Wednesday, September 30, 2015

Two rules and three goals of string learning

After many years of using "Never Around the Neck" as a Rule, my #1, I've changed that to

  • Always play safe with the string

so that the whole range of things not to do, of which around the neck and various horse associations strings always seem to bring up in kids are at the top of my list, becomes open-ended and complex.

Rule #2 has also morphed as a result of my full-time experience with 250 kids a day:

  • Strings are only for String Time, which you mostly only get in my class
One of the teachers asked me to have the students keep their string in my classroom, so they wouldn't have to deal with kids bringing the strings back into their classroom. I've compromised so that on their last day of the week with me they get to take their strings home with them. Their out-of-class practice time is so important, it's where they connect with friends and family and perhaps spark some deeper interest. At first I thought the request somewhat silly and annoying, but it's actually been very helpful. I have envelopes I use in class for the students to keep their strings until the end of the week, so I have them put their strings away early if we're going into activities, like singing, where I want their total attention to something quite different from string. 

When they need to have the string ready for a practice, but I need to make a correction or addition to the instructions, I use "No strings on fingers!" as a way to rein in a lot of very involved children. It's much easier when the students have desks, and I use the command to show me a triangle or a rectangle on top of their desks with the string as a way to get them to stop. 

My Ah-Ha of the evening, which came as I was watering the garden, was what I realized as I said them were the Three Goals of String Learning:

  • Respect the String
  • Inspect the Loom
  • Thank the Source

The idea of respecting the string came to me as I imagined how the students will deal with the new classroom arrangement they'll have next week: instead of the circle of chairs which we've been in for the last three weeks, we'll have four large rectangular tables arranged in the center of the room as one big table, with all the chairs around the table, and art supplies and string and yarn of all kinds in the center. So if I'm going to put out my personal collection of mostly natural fibers of all kinds and types for the students to be able to inspect and use, I'll need to set up guidelines about how to treat these threads and strands with respect--literally, to look again at something you think you saw, and try to go to another level with the same thing.

Inspecting the loom is basically what we are doing all day--using our fingers as a kind of loom, and learning the basics of weaving--how the threads catch each other to form loops and twirls and arcs and knots.
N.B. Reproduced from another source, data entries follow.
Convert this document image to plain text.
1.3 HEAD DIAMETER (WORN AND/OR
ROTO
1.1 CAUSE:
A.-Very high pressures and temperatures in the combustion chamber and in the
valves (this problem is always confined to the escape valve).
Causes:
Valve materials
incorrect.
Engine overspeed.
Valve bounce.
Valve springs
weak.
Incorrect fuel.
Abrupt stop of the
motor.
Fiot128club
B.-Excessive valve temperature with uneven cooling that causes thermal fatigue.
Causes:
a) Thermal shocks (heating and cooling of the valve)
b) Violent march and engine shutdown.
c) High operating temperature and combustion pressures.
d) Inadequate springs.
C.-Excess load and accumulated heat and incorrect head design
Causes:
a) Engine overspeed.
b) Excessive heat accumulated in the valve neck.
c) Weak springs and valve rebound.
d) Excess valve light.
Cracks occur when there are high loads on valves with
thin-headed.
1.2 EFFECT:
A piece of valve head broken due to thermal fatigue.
We practice a lot with finger games, and it's a marvel to see these first and second graders, many of whom have never imagined themselves as dextrous in any way at all approaching the level of skill they now show with less than three weeks of a few repetitions per week. I can feel the genuine interest in setting a personal challenge and asserting the need for help to achieve it – "I want to learn the Magic Carpet" – which many third graders have expressed now that they have strings long enough to attempt it. The drop spindle I brought it has attracted some interest, and next week I hope to have an example of some weaving in progress. By November I'm hoping that even the first graders will be able to grasp more of the meaning of fiber in their lives.

Which brings me to the third goal: Thank the Source. I hope to have students come away with the knowledge that the things we use for our games, clothes, and often our shelter, are woven materials that come ultimately from our earth, perhaps as petroleum, the source for the synthetic fiber the students mostly use for their string games, almost as much of it from plants, like cotton and flax and sisal, and a preciously small portion from animals, now that wools and furs are almost exclusively high end goods. In each source area, there are processes to acknowledge and appreciate, and workers whose skill and care deserve our thanks.